Title¶
Exercise 1 - Exploration, Wrangling, and Defining a Question
Description¶
Breakout #1 Tasks (15-20min):
- Someone share (the person who resides closest to the Bahamas…thanks Columbus). Someone different will share in the next breakout.
- Explore the data (some of that is done with you with code). Please do a little more exploration.
- Come up with an interesting question or two you can answer with this data set.
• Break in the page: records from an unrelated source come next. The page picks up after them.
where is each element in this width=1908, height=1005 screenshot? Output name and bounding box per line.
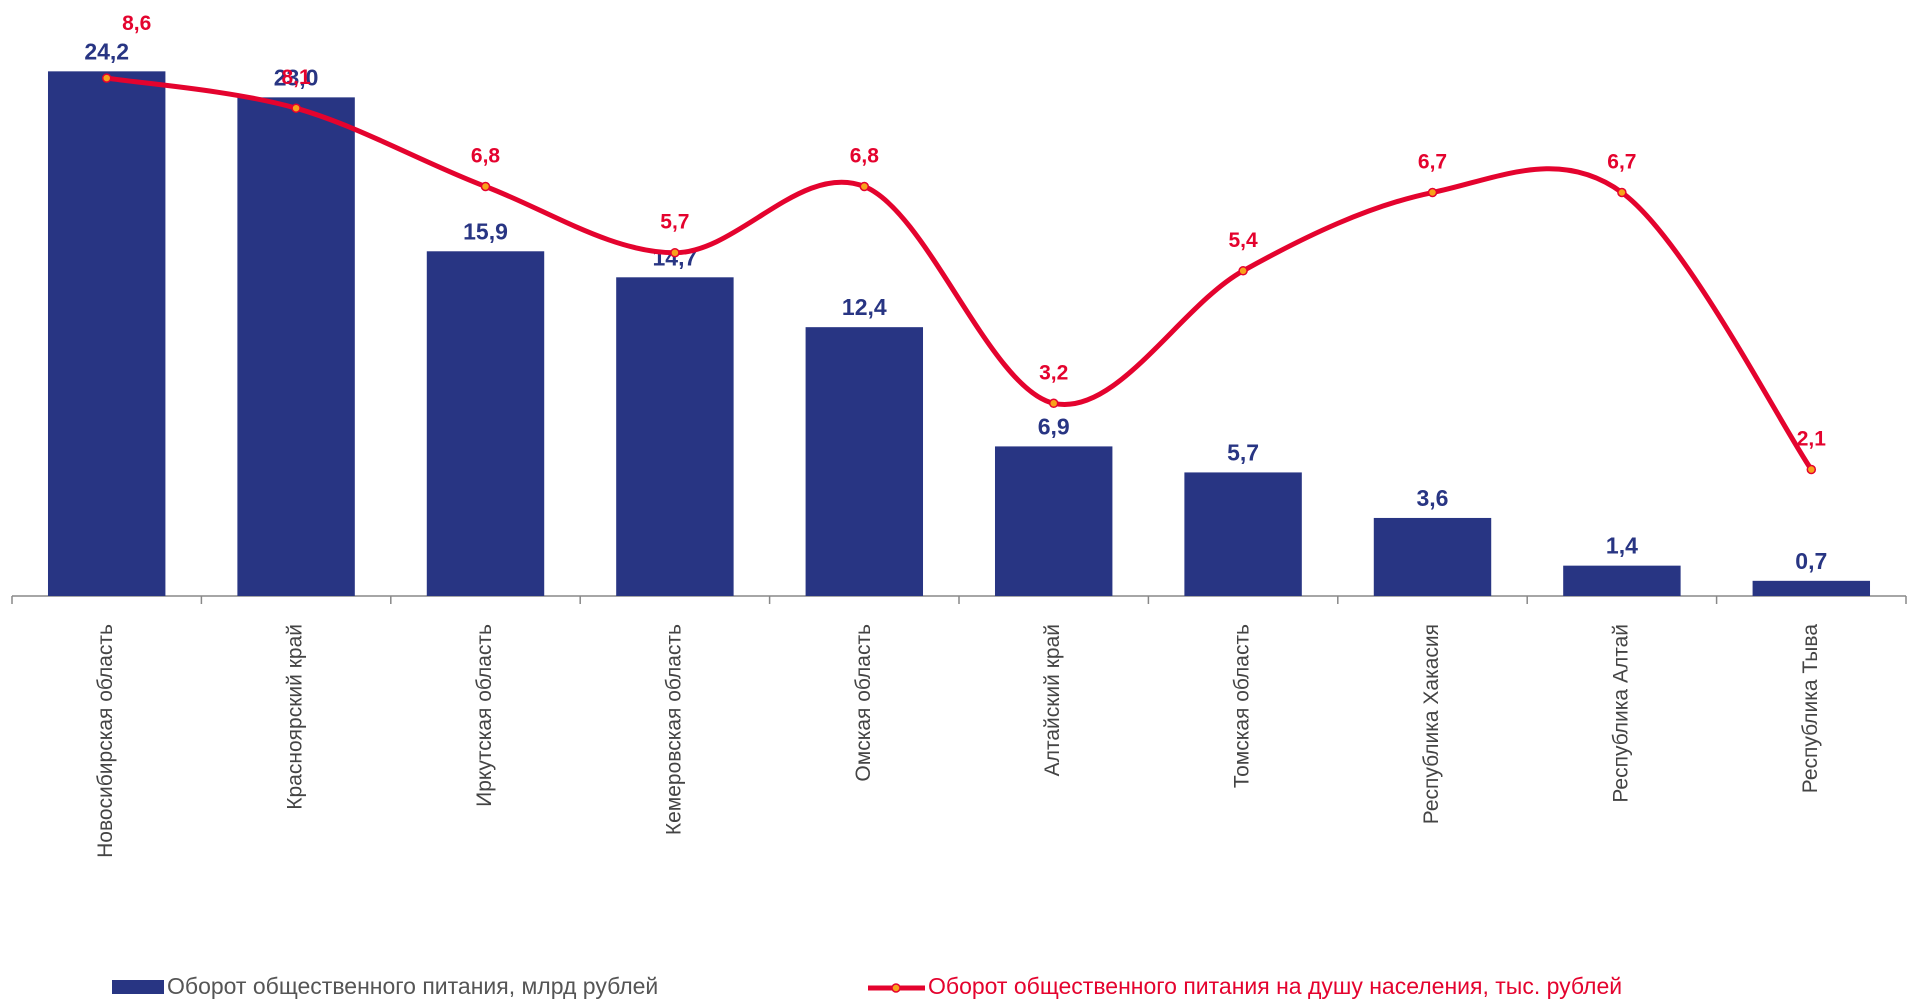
x-tick-label: Республика Тыва xyxy=(1799,624,1822,794)
x-tick-label: Алтайский край xyxy=(1041,624,1064,776)
bar-value-label: 5,7 xyxy=(1227,439,1259,465)
x-tick-label: Красноярский край xyxy=(284,624,307,810)
line-marker xyxy=(1806,464,1817,475)
line-marker xyxy=(1617,187,1627,198)
bar xyxy=(1184,472,1302,596)
x-tick-label: Омская область xyxy=(852,624,875,782)
line-value-label: 6,7 xyxy=(1607,151,1636,174)
bar xyxy=(47,71,166,597)
legend-swatch-bar xyxy=(112,980,164,994)
line-value-label: 8,1 xyxy=(281,66,311,89)
bar xyxy=(237,97,355,597)
x-tick-label: Новосибирская область xyxy=(94,624,117,858)
legend-label: Оборот общественного питания на душу нас… xyxy=(928,973,1622,999)
bar xyxy=(1373,517,1492,596)
bar-value-label: 24,2 xyxy=(84,38,129,64)
line-value-label: 3,2 xyxy=(1039,361,1068,384)
line-marker xyxy=(1238,266,1248,276)
line-marker xyxy=(1427,187,1438,198)
line-marker xyxy=(480,181,491,192)
bar-value-label: 0,7 xyxy=(1795,548,1827,574)
x-tick-label: Иркутская область xyxy=(473,624,496,807)
bar xyxy=(994,446,1113,596)
legend-label: Оборот общественного питания, млрд рубле… xyxy=(167,973,658,999)
x-tick-label: Республика Хакасия xyxy=(1420,624,1443,824)
line-marker xyxy=(859,181,870,192)
bar xyxy=(805,327,924,596)
line-value-label: 6,8 xyxy=(850,144,880,167)
bar-value-label: 1,4 xyxy=(1606,533,1638,559)
bar-value-label: 15,9 xyxy=(463,218,508,244)
bar-value-label: 23,0 xyxy=(274,64,319,90)
bar xyxy=(616,277,734,596)
line-marker xyxy=(670,247,680,258)
bar-value-label: 3,6 xyxy=(1417,485,1449,511)
line-value-label: 6,8 xyxy=(471,144,501,167)
line-value-label: 5,4 xyxy=(1228,229,1258,252)
line-value-label: 8,6 xyxy=(122,12,151,35)
bar xyxy=(426,251,545,596)
bar-value-label: 6,9 xyxy=(1038,413,1070,439)
x-tick-label: Кемеровская область xyxy=(662,624,685,835)
line xyxy=(104,75,1814,473)
line-marker xyxy=(101,73,112,83)
bar-value-label: 12,4 xyxy=(842,294,887,320)
line-value-label: 2,1 xyxy=(1797,428,1827,451)
line-value-label: 6,7 xyxy=(1418,151,1447,174)
bar xyxy=(1563,565,1681,596)
line-marker xyxy=(1048,398,1059,409)
line-marker xyxy=(291,103,301,113)
bar xyxy=(1752,580,1871,596)
x-tick-label: Томская область xyxy=(1231,624,1254,788)
line-value-label: 5,7 xyxy=(660,211,689,234)
legend-swatch-marker xyxy=(891,983,901,993)
x-tick-label: Республика Алтай xyxy=(1609,624,1632,803)
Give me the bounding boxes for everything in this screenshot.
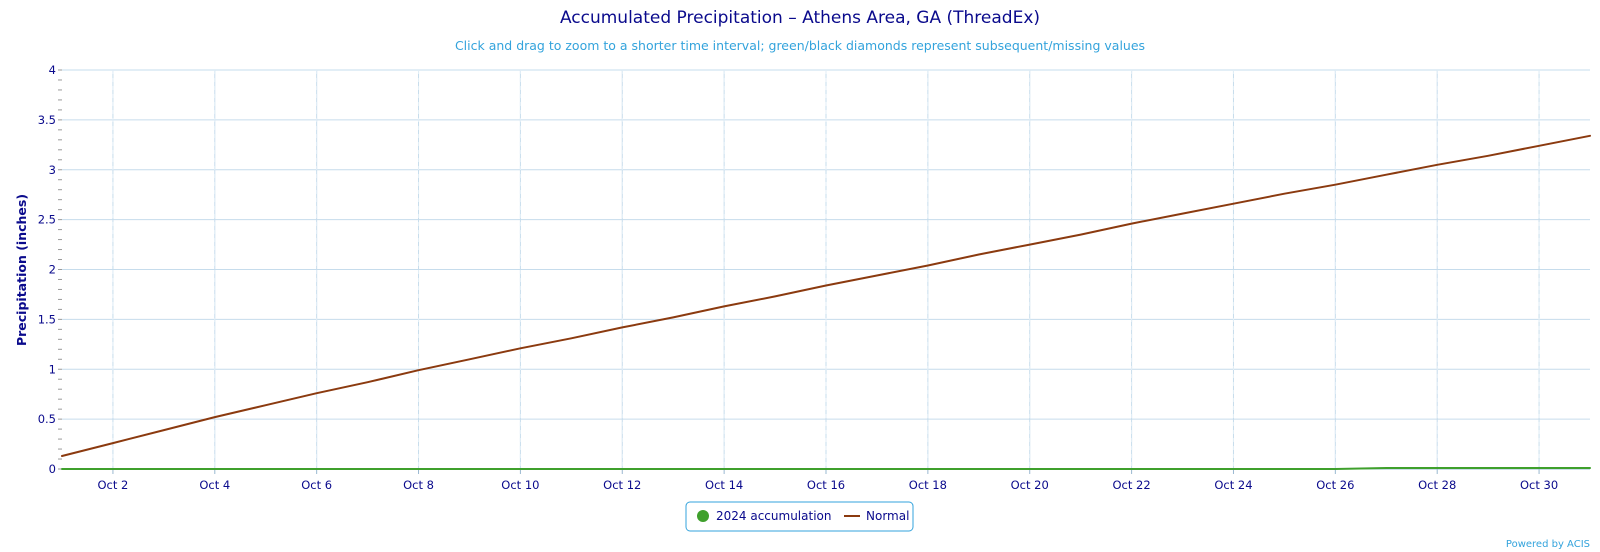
x-tick-label: Oct 18 (909, 478, 947, 492)
legend-item-2024[interactable]: 2024 accumulation (697, 509, 831, 523)
y-tick-label: 1.5 (38, 312, 56, 326)
x-tick-label: Oct 8 (403, 478, 434, 492)
legend-label-normal: Normal (866, 509, 909, 523)
legend-box (685, 501, 914, 532)
y-tick-label: 3 (49, 163, 56, 177)
y-tick-label: 3.5 (38, 113, 56, 127)
y-tick-label: 4 (49, 63, 56, 77)
x-tick-label: Oct 16 (807, 478, 845, 492)
y-axis-label: Precipitation (inches) (14, 194, 29, 346)
x-axis-ticks: Oct 2 Oct 4 Oct 6 Oct 8 Oct 10 Oct 12 Oct 14 Oc… (98, 469, 1558, 492)
plot-series (61, 134, 1591, 470)
x-tick-label: Oct 22 (1113, 478, 1151, 492)
x-tick-label: Oct 14 (705, 478, 743, 492)
x-tick-label: Oct 4 (199, 478, 230, 492)
legend[interactable]: 2024 accumulation Normal (685, 501, 914, 532)
y-tick-label: 2.5 (38, 213, 56, 227)
x-tick-label: Oct 26 (1316, 478, 1354, 492)
x-tick-label: Oct 2 (98, 478, 129, 492)
legend-marker-2024 (697, 510, 709, 522)
chart-title: Accumulated Precipitation – Athens Area,… (560, 8, 1040, 28)
x-tick-label: Oct 12 (603, 478, 641, 492)
chart-subtitle: Click and drag to zoom to a shorter time… (455, 38, 1145, 53)
y-tick-label: 1 (49, 362, 56, 376)
plot-grid (62, 69, 1590, 470)
x-tick-label: Oct 24 (1214, 478, 1252, 492)
x-tick-label: Oct 30 (1520, 478, 1558, 492)
legend-item-normal[interactable]: Normal (844, 509, 909, 523)
legend-label-2024: 2024 accumulation (716, 509, 831, 523)
y-tick-label: 0.5 (38, 412, 56, 426)
x-tick-label: Oct 28 (1418, 478, 1456, 492)
y-tick-label: 2 (49, 263, 56, 277)
x-tick-label: Oct 20 (1011, 478, 1049, 492)
y-tick-label: 0 (49, 462, 56, 476)
credits-link[interactable]: Powered by ACIS (1506, 539, 1590, 550)
series-line-normal (61, 134, 1591, 457)
x-tick-label: Oct 10 (501, 478, 539, 492)
y-axis-ticks: 0 0.5 1 1.5 2 2.5 3 3.5 4 (38, 63, 62, 476)
x-tick-label: Oct 6 (301, 478, 332, 492)
series-line-2024-accumulation (61, 467, 1591, 470)
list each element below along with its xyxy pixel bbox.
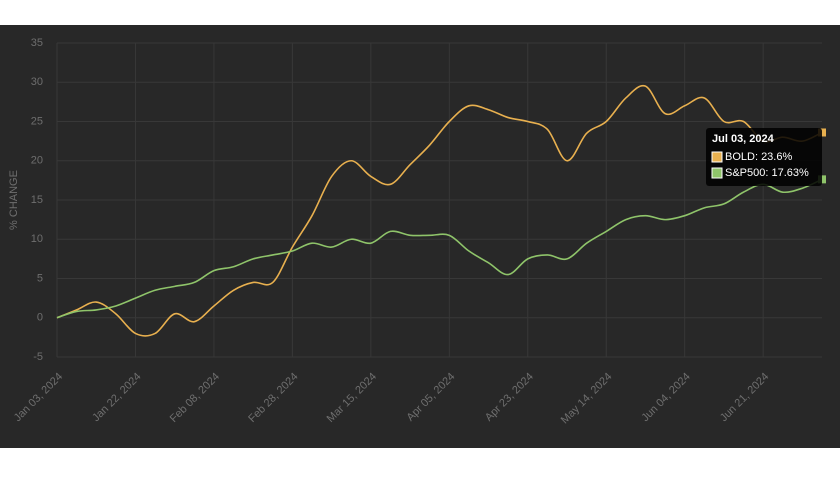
y-tick-label: 20 [31,155,43,167]
y-tick-label: 0 [37,312,43,324]
tooltip-item: BOLD: 23.6% [725,151,792,163]
y-tick-label: 35 [31,37,43,49]
y-axis-label: % CHANGE [8,170,20,230]
y-tick-label: 15 [31,194,43,206]
tooltip-title: Jul 03, 2024 [712,133,775,145]
series-line [56,84,823,337]
chart-background [0,25,840,448]
tooltip-box [706,128,822,186]
y-tick-label: 30 [31,76,43,88]
y-tick-label: -5 [33,351,43,363]
series-line [56,178,823,319]
tooltip-swatch [711,167,723,179]
y-tick-label: 25 [31,115,43,127]
y-tick-label: 10 [31,233,43,245]
tooltip-item: S&P500: 17.63% [725,167,809,179]
tooltip-swatch [711,151,723,163]
y-tick-label: 5 [37,272,43,284]
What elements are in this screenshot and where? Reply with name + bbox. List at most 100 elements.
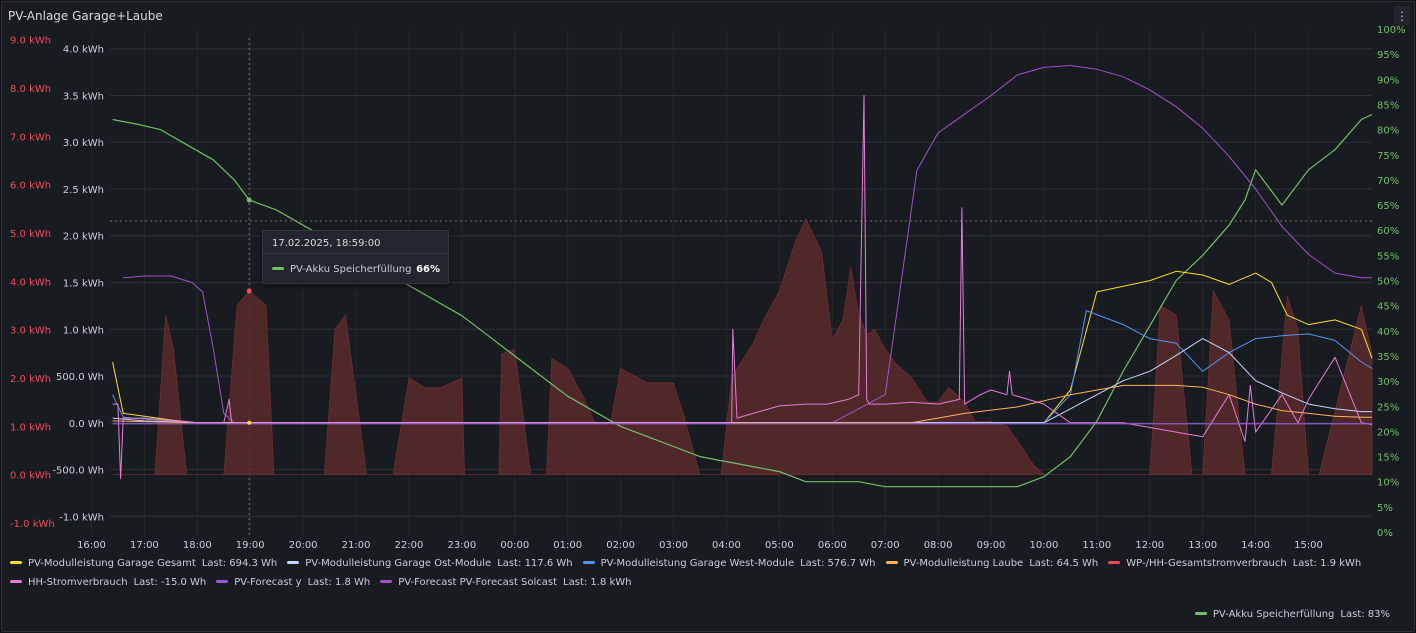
- y-right-tick-label: 85%: [1377, 100, 1399, 111]
- y-outer-tick-label: -1.0 kWh: [10, 519, 55, 530]
- legend-item[interactable]: PV-Akku Speicherfüllung Last: 83%: [1194, 609, 1390, 620]
- legend-swatch: [380, 579, 393, 583]
- legend-swatch: [885, 560, 898, 564]
- legend-swatch: [10, 560, 22, 564]
- x-tick-label: 14:00: [1241, 540, 1270, 551]
- axis-labels: 4.0 kWh 3.5 kWh 3.0 kWh 2.5 kWh 2.0 kWh 1.5 k…: [10, 25, 1406, 551]
- y-right-tick-label: 100%: [1377, 25, 1406, 36]
- legend-item-last: Last: 64.5 Wh: [1029, 558, 1099, 569]
- y-outer-tick-label: 1.0 kWh: [10, 422, 51, 433]
- y-right-tick-label: 5%: [1377, 503, 1393, 514]
- y-right-tick-label: 55%: [1377, 251, 1399, 262]
- y-tick-label: 3.0 kWh: [63, 138, 104, 149]
- x-tick-label: 19:00: [236, 540, 265, 551]
- legend-item-last: Last: 1.8 Wh: [307, 577, 371, 588]
- y-right-tick-label: 75%: [1377, 151, 1399, 162]
- y-tick-label: 2.0 kWh: [63, 232, 104, 243]
- y-tick-label: 4.0 kWh: [63, 45, 104, 56]
- legend-right: PV-Akku Speicherfüllung Last: 83%: [1194, 609, 1400, 620]
- y-right-tick-label: 65%: [1377, 201, 1399, 212]
- y-tick-label: -1.0 kWh: [59, 512, 104, 523]
- x-tick-label: 06:00: [818, 540, 847, 551]
- y-right-tick-label: 40%: [1377, 327, 1399, 338]
- legend-item[interactable]: PV-Modulleistung Garage Gesamt Last: 694.…: [10, 558, 277, 569]
- legend-item[interactable]: PV-Modulleistung Garage West-Module Last:…: [582, 558, 876, 569]
- legend-item-name: PV-Modulleistung Laube: [903, 558, 1024, 569]
- x-tick-label: 22:00: [395, 540, 424, 551]
- y-tick-label: 0.0 Wh: [69, 419, 104, 430]
- x-tick-label: 00:00: [500, 540, 529, 551]
- legend-item-name: PV-Forecast PV-Forecast Solcast: [398, 577, 558, 588]
- vertical-dots-icon[interactable]: ⋮: [1394, 6, 1410, 26]
- legend: PV-Modulleistung Garage Gesamt Last: 694.…: [10, 558, 1371, 569]
- marker-wp: [246, 288, 252, 294]
- y-right-tick-label: 30%: [1377, 377, 1399, 388]
- x-tick-label: 21:00: [342, 540, 371, 551]
- x-tick-label: 16:00: [77, 540, 106, 551]
- tooltip-series: PV-Akku Speicherfüllung: [272, 264, 411, 275]
- legend-item-name: PV-Akku Speicherfüllung: [1212, 609, 1335, 620]
- legend-item[interactable]: PV-Modulleistung Garage Ost-Module Last: …: [287, 558, 573, 569]
- tooltip-value: 66%: [416, 264, 440, 275]
- y-right-tick-label: 20%: [1377, 427, 1399, 438]
- y-outer-tick-label: 3.0 kWh: [10, 326, 51, 337]
- legend-item[interactable]: PV-Forecast PV-Forecast Solcast Last: 1.8…: [380, 577, 632, 588]
- tooltip: 17.02.2025, 18:59:00 PV-Akku Speicherfül…: [262, 230, 449, 284]
- legend-row-2: HH-Stromverbrauch Last: -15.0 Wh PV-Foreca…: [10, 577, 642, 588]
- legend-item-last: Last: 576.7 Wh: [800, 558, 876, 569]
- legend-item-name: PV-Modulleistung Garage West-Module: [600, 558, 795, 569]
- y-right-tick-label: 95%: [1377, 50, 1399, 61]
- tooltip-swatch: [272, 266, 284, 270]
- x-tick-label: 10:00: [1030, 540, 1059, 551]
- y-outer-tick-label: 0.0 kWh: [10, 471, 51, 482]
- y-tick-label: 3.5 kWh: [63, 91, 104, 102]
- legend-item-last: Last: 694.3 Wh: [201, 558, 278, 569]
- series-fills: [112, 217, 1373, 475]
- y-right-tick-label: 15%: [1377, 453, 1399, 464]
- series-line: [112, 384, 1372, 424]
- legend-item-name: PV-Forecast y: [234, 577, 302, 588]
- y-right-tick-label: 90%: [1377, 75, 1399, 86]
- y-right-tick-label: 50%: [1377, 277, 1399, 288]
- x-tick-label: 05:00: [765, 540, 794, 551]
- y-right-tick-label: 45%: [1377, 302, 1399, 313]
- x-tick-label: 07:00: [871, 540, 900, 551]
- y-outer-tick-label: 7.0 kWh: [10, 132, 51, 143]
- series-line: [123, 65, 1372, 424]
- x-tick-label: 23:00: [447, 540, 476, 551]
- series-area-wp-hh: [112, 217, 1373, 475]
- y-right-tick-label: 0%: [1377, 528, 1393, 539]
- y-right-tick-label: 80%: [1377, 126, 1399, 137]
- legend-swatch: [1108, 560, 1121, 564]
- y-right-tick-label: 35%: [1377, 352, 1399, 363]
- marker-pv: [247, 420, 252, 425]
- y-outer-tick-label: 2.0 kWh: [10, 374, 51, 385]
- legend-item[interactable]: WP-/HH-Gesamtstromverbrauch Last: 1.9 kWh: [1108, 558, 1361, 569]
- y-outer-tick-label: 6.0 kWh: [10, 181, 51, 192]
- legend-item-last: Last: 83%: [1340, 609, 1390, 620]
- x-tick-label: 08:00: [924, 540, 953, 551]
- y-outer-tick-label: 8.0 kWh: [10, 84, 51, 95]
- x-tick-label: 03:00: [659, 540, 688, 551]
- legend-item-last: Last: -15.0 Wh: [133, 577, 207, 588]
- legend-item[interactable]: HH-Stromverbrauch Last: -15.0 Wh: [10, 577, 206, 588]
- y-tick-label: -500.0 Wh: [52, 466, 104, 477]
- markers: [246, 197, 252, 425]
- x-tick-label: 18:00: [183, 540, 212, 551]
- legend-swatch: [287, 560, 300, 564]
- y-tick-label: 1.0 kWh: [63, 325, 104, 336]
- series-line: [112, 95, 1373, 480]
- legend-item[interactable]: PV-Forecast y Last: 1.8 Wh: [216, 577, 370, 588]
- legend-swatch: [10, 579, 22, 583]
- legend-item-last: Last: 1.8 kWh: [563, 577, 632, 588]
- marker-akku: [246, 197, 252, 203]
- legend-item-name: WP-/HH-Gesamtstromverbrauch: [1126, 558, 1287, 569]
- legend-item[interactable]: PV-Modulleistung Laube Last: 64.5 Wh: [885, 558, 1099, 569]
- y-right-tick-label: 10%: [1377, 478, 1399, 489]
- x-tick-label: 20:00: [289, 540, 318, 551]
- y-outer-tick-label: 5.0 kWh: [10, 229, 51, 240]
- tooltip-divider: [263, 253, 448, 254]
- y-tick-label: 500.0 Wh: [56, 372, 104, 383]
- legend-item-name: HH-Stromverbrauch: [28, 577, 128, 588]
Come up with a question or two that can be answered with supplemental data:
- start with ideal, and then get more practical based on what is likely available.
In [ ]:
import pandas as pd
import sys
import numpy as np
import sklearn as sk
import scipy as sp
import matplotlib.pyplot as plt
import seaborn as sns
import datetime
%matplotlib inline
from sklearn.linear_model import LinearRegression
from sklearn.linear_model import LogisticRegression
from sklearn.neighbors import KNeighborsClassifier
from sklearn.neighbors import KNeighborsRegressor
import sklearn.metrics as met
from sklearn.preprocessing import PolynomialFeatures
In [ ]:
movies = pd.read_csv('tmdb_5000_movies.csv')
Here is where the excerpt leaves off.